The real reason is a law suit.
In 2005 the city got sued in Federal court by the Council for Disability Rights for lack of compliance with ADA standards for sidewalks.
Now, this wasn’t a bad thing. The city had been doing a pretty crummy job of addressing accessibility issues. Frankly, I’ve been on logging roads that were easier to travel than Chicago’s curb ramps and a lawsuit seems to be the only way there is to get the city to do their job.
True to form, the first words out of the city’s mouth were, “We don’t need no federal intervention, your honor. We promise dat all da new ramps will pass inspection.”
The judge said, “Fine. You gotta year to prove it.”
At the end of the year, the city took the judge out to a showplace set of sidewalks on Chicago Ave and when they measured them, not a single ramp passed muster.
The city said, “Everything will be perfect from now on.”
Then, to show that they were really on the ball, the city wrote its own set of standards. These were even stricter than the fed’s. These standards must have been written by lawyers, because, by the time you add up the ramp, the landing and the corner radius, you need 15 ft wide sidewalks to ramp a typical 6 in curb.
Here in Wicker Park, most of our commercial streets have a 66 ft right of way. That doesn’t leave enough room for 15 ft sidewalks.

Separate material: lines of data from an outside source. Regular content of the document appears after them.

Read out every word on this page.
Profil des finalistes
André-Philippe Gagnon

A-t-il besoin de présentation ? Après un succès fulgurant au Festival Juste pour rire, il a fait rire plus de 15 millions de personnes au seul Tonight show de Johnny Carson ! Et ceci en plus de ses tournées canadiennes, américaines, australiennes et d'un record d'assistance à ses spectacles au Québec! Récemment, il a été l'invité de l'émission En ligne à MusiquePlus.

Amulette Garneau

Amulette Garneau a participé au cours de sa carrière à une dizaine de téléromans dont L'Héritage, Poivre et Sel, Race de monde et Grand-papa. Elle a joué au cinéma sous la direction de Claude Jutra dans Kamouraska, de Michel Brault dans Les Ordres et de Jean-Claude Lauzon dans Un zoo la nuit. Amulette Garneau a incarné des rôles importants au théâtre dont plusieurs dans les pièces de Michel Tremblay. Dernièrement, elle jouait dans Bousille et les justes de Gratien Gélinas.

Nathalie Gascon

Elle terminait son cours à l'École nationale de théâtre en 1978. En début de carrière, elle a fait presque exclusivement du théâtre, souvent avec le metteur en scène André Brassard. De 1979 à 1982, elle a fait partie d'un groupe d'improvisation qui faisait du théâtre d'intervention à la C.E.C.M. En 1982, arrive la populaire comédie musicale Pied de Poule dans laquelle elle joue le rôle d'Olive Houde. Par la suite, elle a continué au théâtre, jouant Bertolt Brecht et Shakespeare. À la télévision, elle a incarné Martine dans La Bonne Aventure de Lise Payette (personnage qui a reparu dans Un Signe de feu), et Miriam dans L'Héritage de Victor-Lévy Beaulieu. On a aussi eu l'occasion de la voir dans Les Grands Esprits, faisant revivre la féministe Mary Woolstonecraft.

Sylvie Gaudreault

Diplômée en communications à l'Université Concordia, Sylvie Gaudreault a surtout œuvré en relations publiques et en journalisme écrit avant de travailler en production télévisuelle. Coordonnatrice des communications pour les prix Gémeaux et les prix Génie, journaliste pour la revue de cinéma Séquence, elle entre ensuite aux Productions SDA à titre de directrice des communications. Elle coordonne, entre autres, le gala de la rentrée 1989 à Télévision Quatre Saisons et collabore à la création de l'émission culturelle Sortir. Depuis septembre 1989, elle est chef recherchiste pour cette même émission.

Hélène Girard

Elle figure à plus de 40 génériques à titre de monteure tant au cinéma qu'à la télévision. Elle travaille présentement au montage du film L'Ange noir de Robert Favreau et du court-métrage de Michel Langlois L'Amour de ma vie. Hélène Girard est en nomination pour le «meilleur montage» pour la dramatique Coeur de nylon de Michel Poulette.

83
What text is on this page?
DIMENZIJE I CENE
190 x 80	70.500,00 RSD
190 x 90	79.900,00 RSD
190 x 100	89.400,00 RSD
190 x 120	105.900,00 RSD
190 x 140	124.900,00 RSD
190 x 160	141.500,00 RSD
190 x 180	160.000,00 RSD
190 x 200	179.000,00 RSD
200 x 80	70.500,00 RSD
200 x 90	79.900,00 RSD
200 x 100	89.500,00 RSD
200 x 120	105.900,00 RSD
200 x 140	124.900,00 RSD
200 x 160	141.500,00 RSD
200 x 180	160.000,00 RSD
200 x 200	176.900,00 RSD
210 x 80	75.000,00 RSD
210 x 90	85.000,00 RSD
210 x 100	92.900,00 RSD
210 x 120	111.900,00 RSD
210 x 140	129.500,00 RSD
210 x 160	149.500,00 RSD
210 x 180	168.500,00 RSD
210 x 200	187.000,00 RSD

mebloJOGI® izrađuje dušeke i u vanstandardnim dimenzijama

So the city bumps out the parkway into the side street. This not only gives them a few extra feet to play with, but it shortens the curb height because the curb meets the roadbed higher on the crown of the pavement. It also moves the corner radius over so that the ramp on the shorter sidewalk (toward the commercial street) lands parallel to the curb. Not allowing for the radius saves about two feet.
As for the lawsuit, a month later the director of the CDR sees the city pouring new sidewalks on Fullerton and has them measured.
Once again, they were wrong. The city settled the lawsuit by promising $140 million in compliant ramps over the next five years. That’s $50 million on top of the budgeted amount.
So, expect some curb bumpouts at a corner near you.